E Coli Question

Suppose I buy some beef, to make a stew with. This meat is contaminated with the E coli bacteria-the kind that made those people sick at Chipotle. I put my ingredients in a pressure cooker, and bring it to the boiling point for 2-3 hours-will this meat be safe to eat? Will boiling destroy the toxic by products of the bacteria?

Yes

This.

But 2-3 hours in a pressure cooker is definitely overkill. Though it will be tender, for sure.

160F for 15 seconds is enough to render your beef safe to eat.

The boiling point in a typical home-kitchen pressure cooker is about 250F. 2-3 hours at this temperature will make your beef soft enough to collapse under its own weight.

E coli bacteria are killed at temperatures much lower than boiling. 160 F for 15 seconds will safely kill E coli. The trick is that means every part of the contaminated material has to reach that temperature.

Note that there are lots of different pathogens that cause food poisoning and E coli is only one of them.

How deep into the meat will the e coli penetrate?

The surface for steak, the entire mass for hamburger.

I think it should be pointed out that in cases such as the E. coli outbreaks, the problem is bacterial infection, which can be dealt with by killing all the bacteria as mentioned above.

However, the shiga-like toxin/verotoxin that the pathgenic E. coli strain produces takes a little more to destroy. It is fairly heat stable and can’t be inactivated by standard pasteurization methods, but will be inactivated if treated for 5 minutes at 100C. So it certainly will be in a pressure cooker, which can reach standard autoclave pressure and temperatures (15 psi, 121C).

Is contamination of food with shigatoxin a significant public health issue? This seems unlikely, since food safety authorities say “160F for 15 seconds” is enough to render beef safe to eat. My guess is that if beef has been stored under conditions that are conducive to production of dangerous amounts of shigatoxin (i.e. at warm temps and/or for long durations), then various other bacteria will also have gotten busy decomposing the meat to the point that no one would even want to eat it.

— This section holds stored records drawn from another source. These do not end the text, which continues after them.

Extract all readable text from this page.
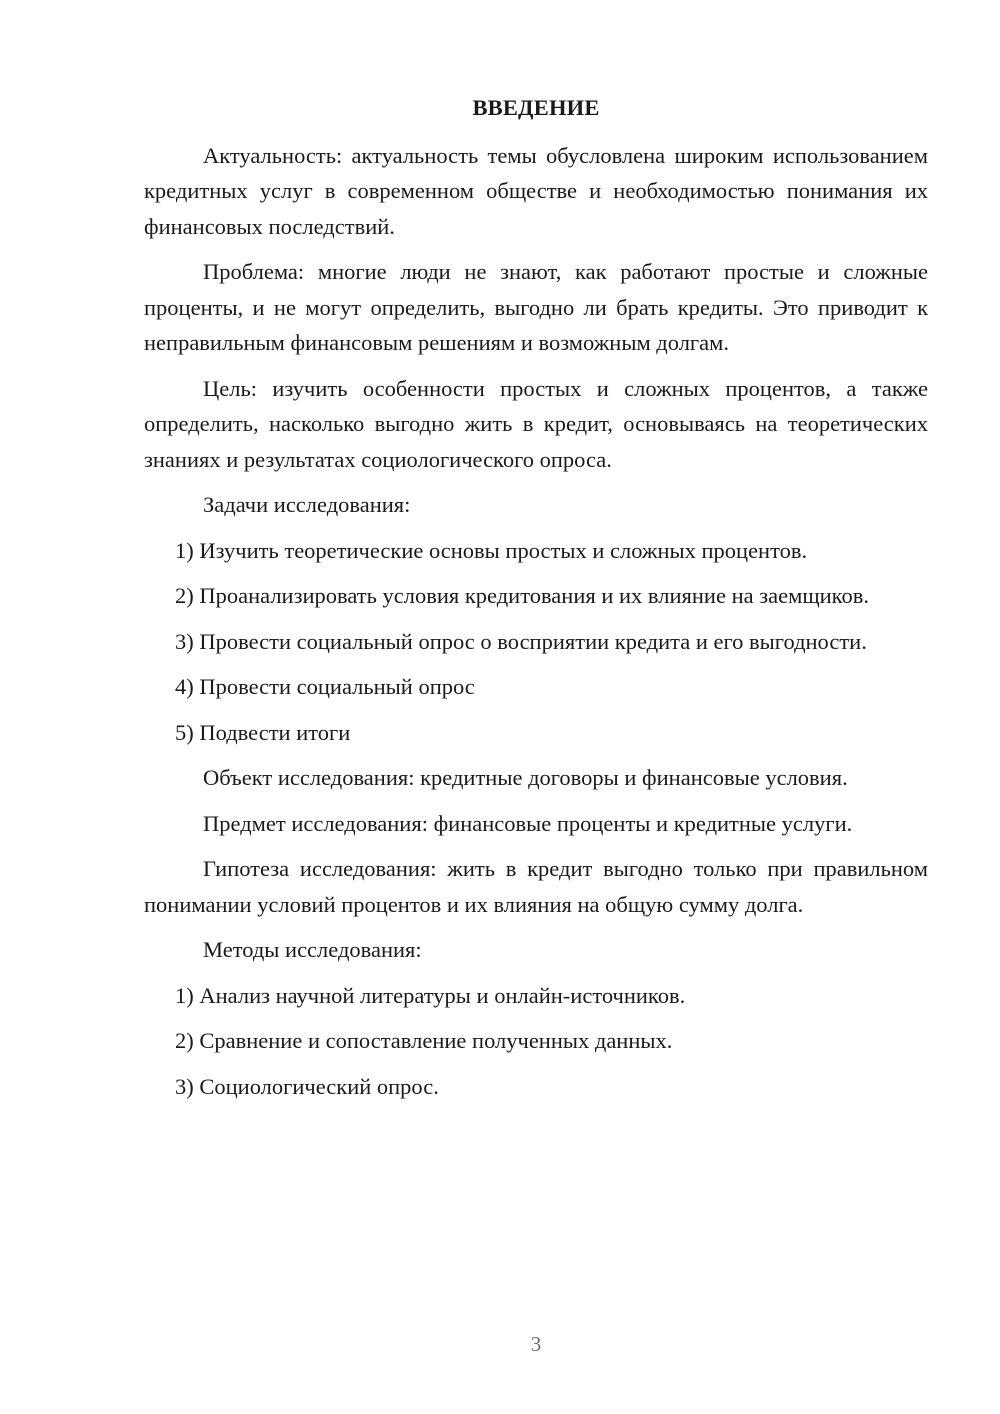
ВВЕДЕНИЕ

Актуальность: актуальность темы обусловлена широким использованием кредитных услуг в современном обществе и необходимостью понимания их финансовых последствий.

Проблема: многие люди не знают, как работают простые и сложные проценты, и не могут определить, выгодно ли брать кредиты. Это приводит к неправильным финансовым решениям и возможным долгам.

Цель: изучить особенности простых и сложных процентов, а также определить, насколько выгодно жить в кредит, основываясь на теоретических знаниях и результатах социологического опроса.

Задачи исследования:

1) Изучить теоретические основы простых и сложных процентов.

2) Проанализировать условия кредитования и их влияние на заемщиков.

3) Провести социальный опрос о восприятии кредита и его выгодности.

4) Провести социальный опрос

5) Подвести итоги

Объект исследования: кредитные договоры и финансовые условия.

Предмет исследования: финансовые проценты и кредитные услуги.

Гипотеза исследования: жить в кредит выгодно только при правильном понимании условий процентов и их влияния на общую сумму долга.

Методы исследования:

1) Анализ научной литературы и онлайн-источников.

2) Сравнение и сопоставление полученных данных.

3) Социологический опрос.

3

Right, as far as I can tell the toxin itself isn’t produced in sufficient quantity in contaminated foods to be a concern, unlike in say, botulism. I did find one report that looked at toxicity of shiga toxins taken orally. One toxin (Stx1) was not lethal, and another (Stx2) had a 1000X higher LD50 compared to than when it was injected.

Too late to edit. By not lethal, I mean the authors stated that it was not practical to purify enough of the toxin for it to be a lethal dose.